One speaks of being in the mystery and learning to be comfortable in the dark. Women appear in butterfly forms. I think the woman says – and I love this quote but may not have it right – “When I’m a calendar…I’ll never become a butterfly.”

She also says, “I am a caterpillar moving cautiously/slowly/cautiously slowly….”

In the middle of my journal is this note:  “Those who walk with the dead and the sea cannot fear either one.”

VI

I’ve been intimidated to write about this work. That may be because I’ve grown so fond of Ellen and Amara and want to get it right, and I am humbled before them.

Given the frame, the ambition of House/Full of BlackWomen, it could fall in upon itself. Its leading to the women’s being healed could appear contrived. How does it not? I was raised to believe that simple ideas were elegant ideas. If that’s true, a place where 180 women sleep is one of the most elegant notions I’ve met. And House/Full is a container for such a range of material, from the nurse’s interview to a ceremony to a chant to a folk song.

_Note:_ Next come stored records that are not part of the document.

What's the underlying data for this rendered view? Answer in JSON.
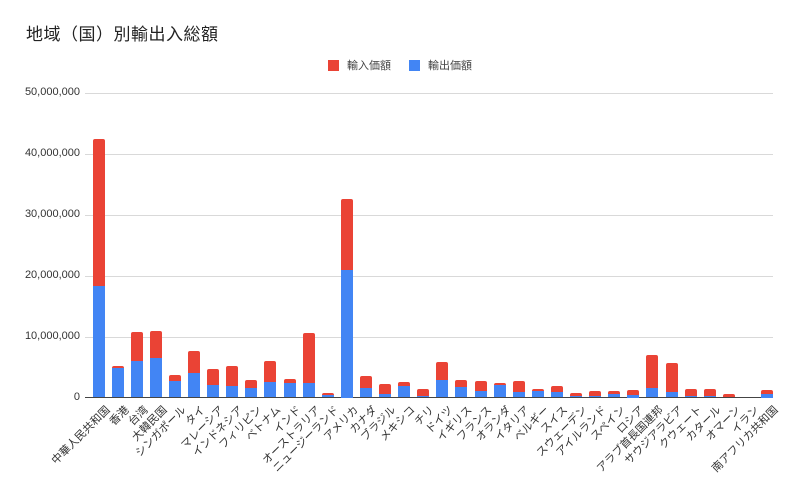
{
  "chart_data": {
    "type": "bar",
    "stacked": true,
    "title": "地域（国）別輸出入総額",
    "xlabel": "",
    "ylabel": "",
    "ylim": [
      0,
      50000000
    ],
    "yticks": [
      "0",
      "10,000,000",
      "20,000,000",
      "30,000,000",
      "40,000,000",
      "50,000,000"
    ],
    "grid": true,
    "legend_position": "top",
    "categories": [
      "中華人民共和国",
      "香港",
      "台湾",
      "大韓民国",
      "シンガポール",
      "タイ",
      "マレーシア",
      "インドネシア",
      "フィリピン",
      "ベトナム",
      "インド",
      "オーストラリア",
      "ニュージーランド",
      "アメリカ",
      "カナダ",
      "ブラジル",
      "メキシコ",
      "チリ",
      "ドイツ",
      "イギリス",
      "フランス",
      "オランダ",
      "イタリア",
      "ベルギー",
      "スイス",
      "スウェーデン",
      "アイルランド",
      "スペイン",
      "ロシア",
      "アラブ首長国連邦",
      "サウジアラビア",
      "クウェート",
      "カタール",
      "オマーン",
      "イラン",
      "南アフリカ共和国"
    ],
    "series": [
      {
        "name": "輸出価額",
        "color": "#4285f4",
        "values": [
          18300000,
          4800000,
          6000000,
          6500000,
          2700000,
          4000000,
          2000000,
          1900000,
          1500000,
          2500000,
          2350000,
          2350000,
          450000,
          20850000,
          1600000,
          650000,
          1900000,
          300000,
          2800000,
          1800000,
          1050000,
          2000000,
          950000,
          1000000,
          900000,
          300000,
          300000,
          600000,
          400000,
          1600000,
          900000,
          200000,
          200000,
          100000,
          0,
          500000
        ]
      },
      {
        "name": "輸入価額",
        "color": "#ea4335",
        "values": [
          24100000,
          300000,
          4700000,
          4400000,
          950000,
          3600000,
          2700000,
          3300000,
          1400000,
          3500000,
          700000,
          8250000,
          350000,
          11650000,
          1900000,
          1550000,
          700000,
          1100000,
          3000000,
          1000000,
          1600000,
          350000,
          1700000,
          450000,
          1000000,
          400000,
          800000,
          500000,
          850000,
          5300000,
          4800000,
          1250000,
          1200000,
          500000,
          0,
          750000
        ]
      }
    ],
    "totals": [
      42400000,
      5100000,
      10700000,
      10900000,
      3650000,
      7600000,
      4700000,
      5200000,
      2900000,
      6000000,
      3050000,
      10600000,
      800000,
      32500000,
      3500000,
      2200000,
      2600000,
      1400000,
      5800000,
      2800000,
      2650000,
      2350000,
      2650000,
      1450000,
      1900000,
      700000,
      1100000,
      1100000,
      1250000,
      6900000,
      5700000,
      1450000,
      1400000,
      600000,
      0,
      1250000
    ]
  },
  "legend": [
    {
      "label": "輸入価額",
      "color": "#ea4335"
    },
    {
      "label": "輸出価額",
      "color": "#4285f4"
    }
  ]
}
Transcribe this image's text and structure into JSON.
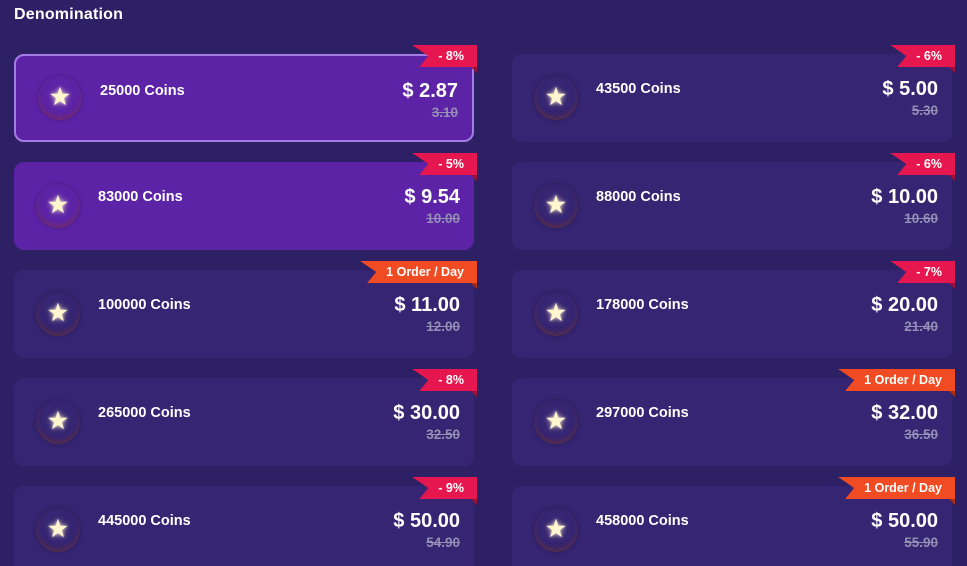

It’s created a place where spirit, art, place, and social justice come together to save lives.

Nothing less matters.


This article appeared in the Fall 2020 issue of In Dance.


Frances Phillips is program director for the Arts and Creative Work Fund at the Walter & Elise Haas Fund. Prior to her work in philanthropy, she was executive director of Intersection for the Arts. A poet, she is the author of three small press books.